Since then, I’ve thought a lot about meta-honesty as well as meta-trust (in contexts that are less about truth/falsehood). I have some half-finished posts on the topic I hope to share at some point.
This also had some concrete impacts on how I think about the LessWrong team’s integrity, which made it’s way into several conversations that (I’d guess?) made their way into habryka’s post on Integrity, as well as my Robust Agency for People and Organizations.

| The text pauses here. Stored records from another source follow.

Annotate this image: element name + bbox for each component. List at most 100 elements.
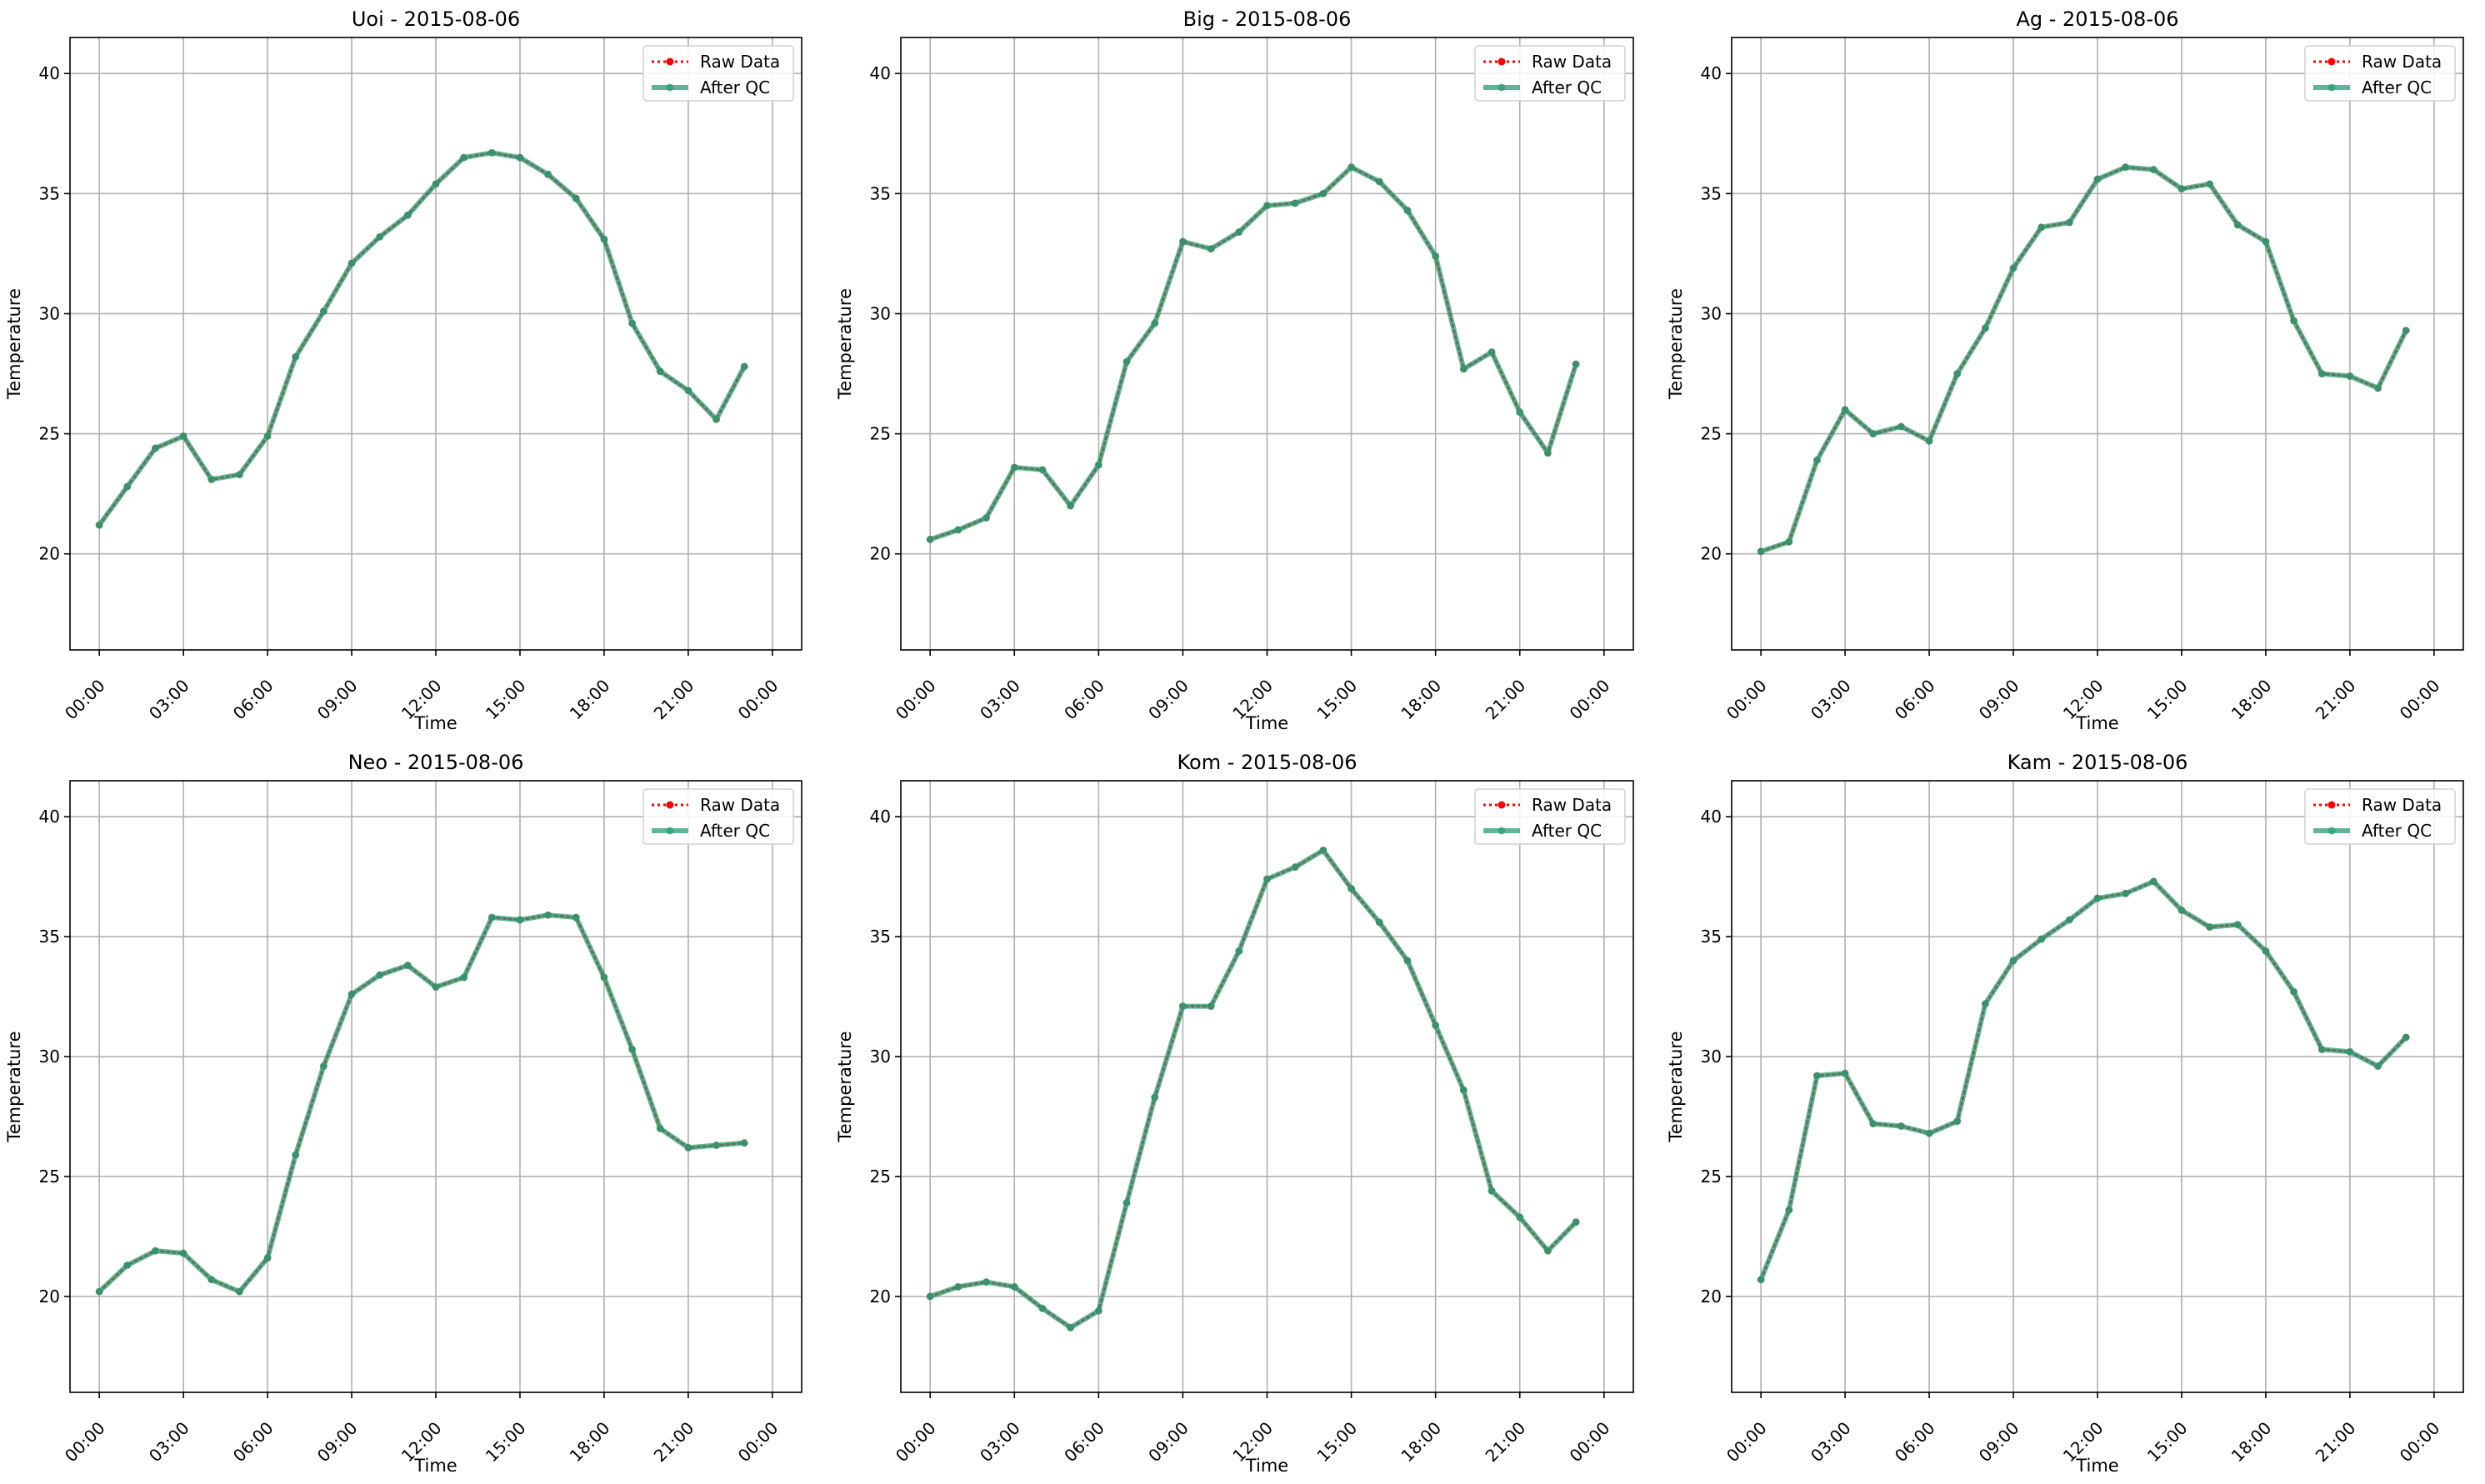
x-tick-label: 00:00	[2396, 676, 2444, 724]
x-tick-label: 06:00	[229, 1418, 278, 1467]
x-tick-label: 21:00	[1482, 676, 1530, 724]
x-tick-label: 00:00	[734, 676, 782, 724]
legend-label-after-qc: After QC	[1532, 77, 1602, 97]
after-qc-point	[1178, 237, 1187, 246]
after-qc-point	[208, 1276, 216, 1284]
after-qc-point	[544, 170, 552, 178]
x-tick-label: 09:00	[313, 1418, 362, 1467]
x-tick-label: 21:00	[2312, 676, 2360, 724]
after-qc-point	[1375, 918, 1383, 927]
x-tick-label: 00:00	[892, 676, 940, 724]
legend-marker-raw-data	[666, 801, 674, 809]
x-tick-label: 03:00	[145, 1418, 193, 1467]
after-qc-point	[1869, 430, 1878, 438]
after-qc-point	[1403, 207, 1412, 215]
after-qc-point	[1319, 189, 1328, 197]
legend-label-raw-data: Raw Data	[2362, 795, 2442, 815]
after-qc-point	[460, 153, 468, 162]
subplot-title: Big - 2015-08-06	[1183, 7, 1352, 31]
after-qc-point	[684, 387, 692, 395]
x-tick-label: 21:00	[650, 676, 698, 724]
after-qc-point	[2233, 221, 2242, 229]
y-tick-label: 20	[39, 1287, 60, 1307]
y-tick-label: 30	[1701, 1047, 1722, 1067]
x-tick-label: 15:00	[482, 676, 530, 724]
after-qc-line	[97, 912, 748, 1295]
y-axis-label: Temperature	[1666, 1031, 1686, 1142]
y-tick-label: 35	[1701, 927, 1722, 947]
x-axis-label: Time	[2075, 1456, 2118, 1476]
x-tick-label: 21:00	[2312, 1418, 2360, 1467]
after-qc-point	[1291, 199, 1299, 207]
raw-data-line	[98, 913, 746, 1293]
after-qc-point	[572, 913, 580, 922]
after-qc-point	[1319, 846, 1328, 854]
after-qc-point	[1459, 365, 1468, 373]
legend-label-after-qc: After QC	[700, 77, 770, 97]
after-qc-point	[1067, 1323, 1075, 1332]
y-tick-label: 40	[1701, 63, 1722, 83]
legend-marker-raw-data	[1498, 57, 1506, 66]
after-qc-point	[1432, 1022, 1440, 1030]
after-qc-point	[1812, 1072, 1821, 1080]
after-qc-point	[432, 180, 440, 188]
legend-label-raw-data: Raw Data	[700, 52, 780, 72]
after-qc-point	[1291, 863, 1299, 872]
after-qc-point	[1207, 1002, 1215, 1011]
after-qc-point	[1953, 370, 1962, 378]
after-qc-point	[292, 1151, 300, 1159]
x-tick-label: 00:00	[2396, 1418, 2444, 1467]
after-qc-point	[319, 307, 328, 316]
x-tick-label: 03:00	[976, 676, 1024, 724]
after-qc-point	[1488, 1187, 1496, 1195]
y-tick-label: 35	[870, 183, 891, 203]
legend-marker-raw-data	[2328, 57, 2336, 66]
after-qc-point	[982, 513, 991, 522]
after-qc-point	[2290, 317, 2298, 325]
after-qc-point	[1925, 437, 1933, 445]
x-tick-label: 06:00	[1891, 1418, 1939, 1467]
x-tick-label: 21:00	[1482, 1418, 1530, 1467]
after-qc-point	[179, 1249, 188, 1257]
after-qc-point	[2122, 163, 2130, 172]
after-qc-point	[1757, 1276, 1765, 1284]
after-qc-point	[982, 1278, 991, 1287]
after-qc-point	[488, 148, 496, 157]
y-tick-label: 20	[870, 544, 891, 564]
x-tick-label: 15:00	[1312, 1418, 1361, 1467]
after-qc-point	[1122, 1199, 1131, 1207]
y-tick-label: 25	[39, 424, 60, 444]
legend-label-after-qc: After QC	[2362, 77, 2432, 97]
after-qc-point	[1543, 1247, 1552, 1255]
after-qc-line	[1758, 878, 2409, 1282]
after-qc-point	[1403, 957, 1412, 965]
after-qc-point	[628, 319, 637, 327]
x-tick-label: 18:00	[566, 676, 614, 724]
x-tick-label: 18:00	[2228, 676, 2276, 724]
after-qc-point	[1897, 422, 1905, 431]
after-qc-point	[263, 1254, 272, 1262]
after-qc-point	[2318, 370, 2326, 378]
y-tick-label: 40	[870, 807, 891, 827]
after-qc-point	[2206, 180, 2214, 188]
x-tick-label: 03:00	[976, 1418, 1024, 1467]
legend-marker-after-qc	[666, 827, 674, 835]
y-tick-label: 35	[39, 183, 60, 203]
x-tick-label: 00:00	[1722, 1418, 1771, 1467]
after-qc-line	[1758, 164, 2409, 554]
x-tick-label: 00:00	[734, 1418, 782, 1467]
y-tick-label: 35	[39, 927, 60, 947]
after-qc-point	[292, 352, 300, 361]
x-tick-label: 06:00	[1891, 676, 1939, 724]
after-qc-point	[1925, 1129, 1933, 1137]
after-qc-point	[1038, 1304, 1047, 1312]
subplot-title: Uoi - 2015-08-06	[352, 7, 520, 31]
after-qc-point	[656, 1124, 664, 1132]
y-tick-label: 20	[1701, 1287, 1722, 1307]
x-tick-label: 15:00	[2143, 1418, 2192, 1467]
after-qc-point	[2093, 175, 2102, 183]
after-qc-point	[2065, 218, 2073, 227]
after-qc-point	[151, 444, 159, 452]
x-axis-label: Time	[1245, 1456, 1288, 1476]
after-qc-point	[1094, 1307, 1102, 1315]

One of my favorite posts, that encouraged me to rethink and redesign my honesty policy.
Used as research for my EA/rationality novel, I found this interesting and useful (albeit very meta and thus sometimes hard to follow).
This has definitely among the top posts that has stuck with me. My instincts are very strongly towards wanting to always be maximally honest, but of course that’s not perfectly practical. This post works to recover a principled relationship to truth-telling and honesty even in the face of real-world necessity to sometimes not maximally promote truth.